The recently announced Tory bonfire of green policies has further undermined our country’s commitment to a swift, green, just transition. They insist the plan is still to reach net zero by 2050. But setting targets is one thing; taking the action to meet them is another. As we diverge further and further from the path to net zero, we mustn’t let this bin fire of a government dictate our direction of travel.
One important policy in this regard is the UK’s proposed Deposit Return Scheme (DRS). The DRS model operates successfully across much of Europe, with consumers seeing a small redeemable charge on everyday packaging purchases such as plastic bottles, which are then easily redeemed through a bottle bank. Sadly, the half-hearted implementation attempts we’ve seen in the UK to date are another example of a government deprioritising environmental concerns.
The DRS is a model that has rapidly reduced litter levels across the 40 markets which operate it, including Denmark and Finland. Forbes reported in Lithuania return rates rose from 34% to 92% in less than two years after introducing a scheme in 2016. Meanwhile, the corresponding UK recycling figure is just 76% for glass bottles, according to British Glass.
You could be forgiven for thinking that such a highly effective policy might be quickly adopted here too. Yet despite assurances in 2018 from the then Environment Secretary Michael Gove, we’ve yet to see any concrete action from the Government, with ministers now suggesting a potential scheme won’t be introduced before October 2025.
Creating a system that actively encourages consumers to return what they use is crucial to reducing litter across the UK, and ultimately our carbon footprint. These delays have thrown the prospect of creating a truly circular economy into serious doubt.
Most alarmingly, the Government has acted against the overwhelming wishes of environmental campaigners, with their proposed DRS model in England and Northern Ireland set to exclude glass – yet include plastic and aluminium. This bizarre state of affairs would see just a fraction of the bottles and other packaging items we buy at the supermarket covered under the scheme, creating confusion for consumers and undermining the UK-wide effort to tackle the litter and pollution which blights so many of our high streets, countryside and beaches.

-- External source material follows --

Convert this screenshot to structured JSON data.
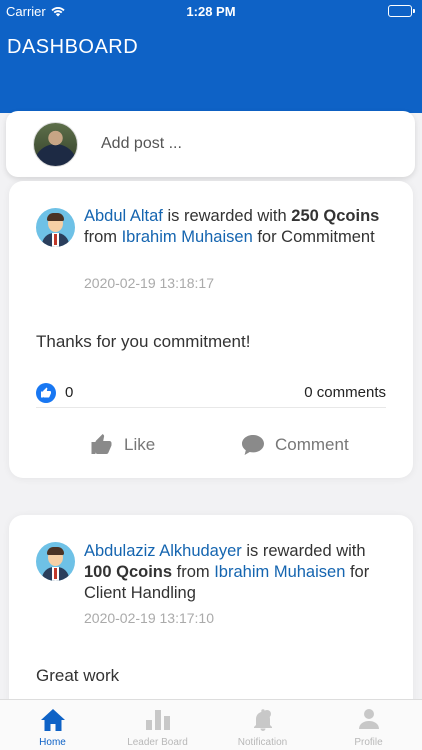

The UK Government’s exclusion of glass follows a series of flawed consultations by the Department for Environment, Food and Rural Affairs, which saw global businesses and environmentalists demonstrate overwhelming support for an all-in DRS, which would include glass alongside plastic and aluminium. This has widespread public support too, with figures from the Nature 2030 campaign group showing some 84 per cent of Brits support an all-in approach.
Unfortunately, the problems don’t end there. The DRS models proposed by the devolved Scottish and Welsh governments advocate the inclusion of glass, with the UK Government’s out-of-step stance potentially creating a host of UK internal market barriers. It simply shouldn’t be the case that incentivising people to do the right thing for the environment should be a postcode lottery. We need clear and consistent policies that will benefit everyone across the country.
The continued dithering by DEFRA Secretary Therese Coffey presents a real opportunity for Labour to set the agenda. At minimal cost to the taxpayer, we can work to ensure we create a consistent DRS model across the UK, minimising consumer confusion, and maximising our environmental ambition.
The DRS stands out as an easily achievable policy, both administratively and financially. There’s no need for government-led subsidies or transition payments, nor is there any need for an overly long-term adjustment period. There’s no excuse not to start working on this from day one of a Labour government and it’s clear the environmental benefits will quickly follow.
We have the opportunity to get this policy right, with a manifesto commitment to introducing a consistent and comprehensive UK-wide DRS model, working with the Scottish government, and the Welsh Labour government who are leading the charge on this policy. We need a consistent, collaborative, and internationalist approach which puts the environment at the heart of everything we do.
The Government likes to pretend that the green agenda is costing us. What’s costing us is their inaction. It’s a national embarrassment that so many of our European neighbours are able to operate circular economies with ease, while UK ministers can’t even agree amongst themselves what a proposed DRS should look like. With a general election looming, Labour have the chance to create a truly circular economy. Let’s not waste it.